Why protecting IMAP matters
Email is often treated as inherently persistent, but IMAP mailboxes are vulnerable to both accidental and malicious data loss. Standard IMAP setups face several critical risks:
- Accidental Deletion: Users can permanently delete entire folders with a few clicks. Most mail clients offer no meaningful undo beyond a trash folder that itself can be emptied.
- Account Compromise: If credentials are stolen or phished, attackers can delete years of correspondence instantly. Business email compromise attacks specifically target mailboxes to destroy evidence or communication history.
- Retention Policy Gaps: Server-side policies may automatically delete old messages. Quota pressures can force users to delete important emails. These deletions happen silently and often without adequate warning.
- Synchronization Cascades: IMAP synchronizes deletions across all connected devices immediately. A mistake on one device propagates everywhere, leaving no local copy to recover from.
- No Version History: Unlike documents or files, emails have no built-in versioning. Once modified or deleted on the server, the original is gone unless you have an independent backup.
Emails often contain business records, compliance data, legal correspondence, or irreplaceable personal history and relying solely on the mail server is not enough. You need verifiable, immutable snapshots that exist independently of your IMAP account.
Security and Compromise
IMAP access is controlled by usernames and passwords or, in some cases, OAuth tokens. These credentials are frequently the target of phishing attacks, credential stuffing, or social engineering.
If an IMAP account is compromised:
- Total Mailbox Wipe: Attackers can delete all messages, folders, and archived mail in seconds through any IMAP client or automated script.
- Evidence Destruction: Business email compromise (BEC) attackers specifically delete sent mail and correspondence to cover their tracks after fraudulent transactions.
- Ransomware Encryption: While less common than file encryption, some attacks target cloud-stored email, making messages inaccessible without payment.
- No Server-Side Recovery: Most mail providers offer limited or no recovery options for bulk deletions. Even when recovery exists, it is often time-limited (7-30 days) and may not restore folder structures or all metadata.
- Compliance Violations: For organizations subject to regulatory requirements, the loss of email records can result in significant legal and financial consequences.
Plakar mitigates these risks by creating immutable snapshots outside the live IMAP scope. With end-to-end encryption, your backed-up emails remain private and secure even if your mail server or storage backend is accessed by unauthorized parties.

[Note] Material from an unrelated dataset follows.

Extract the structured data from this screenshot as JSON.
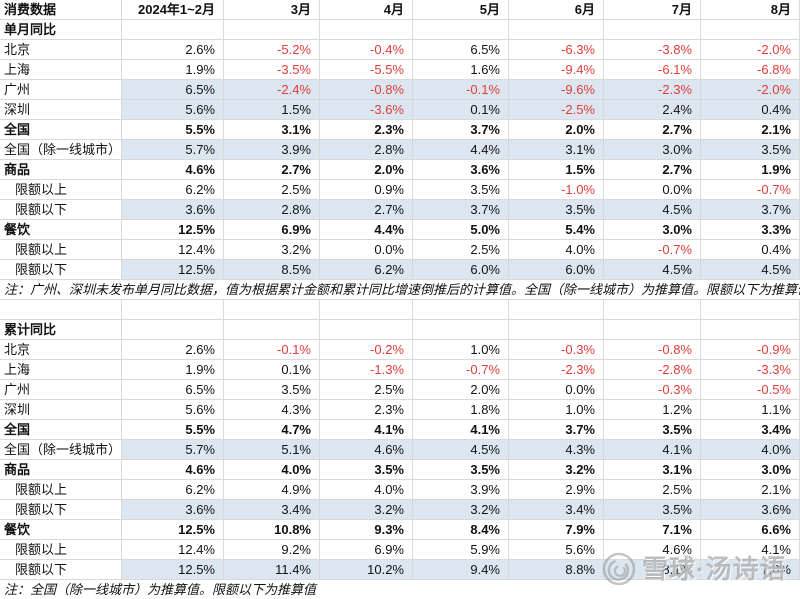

How Plakar secures your IMAP workflows
Plakar integrates with any IMAP-compatible mail server as a flexible backup and recovery solution:
- Source Connector: Backup mailboxes from any IMAP server. Plakar encrypts and deduplicates mail content and saves it to a secure Kloset Store, creating an independent backup layer that survives account compromise or server failures.
- Destination Connector: Restore snapshots back into any IMAP mailbox, whether to your original account, a different mail server, or a fresh mailbox for migration purposes.
This enables multiple backup and recovery strategies:
- Protect corporate mailboxes from accidental deletion or malicious attacks
- Archive compliance-critical email outside your production mail infrastructure
- Migrate mailboxes between providers while preserving complete history
- Maintain air-gapped copies of sensitive correspondence
- Separate backup credentials from production email access for improved security
Plakar works with any IMAP-compatible server, including Gmail, Office 365, Exchange, Dovecot, Zimbra, and self-hosted mail systems.
Plakar also allows direct inspection of email backups. You can browse, search, or verify the integrity of your mailbox snapshots via the CLI or UI without needing to perform a full restore first, saving time and avoiding disruption to your live mail environment.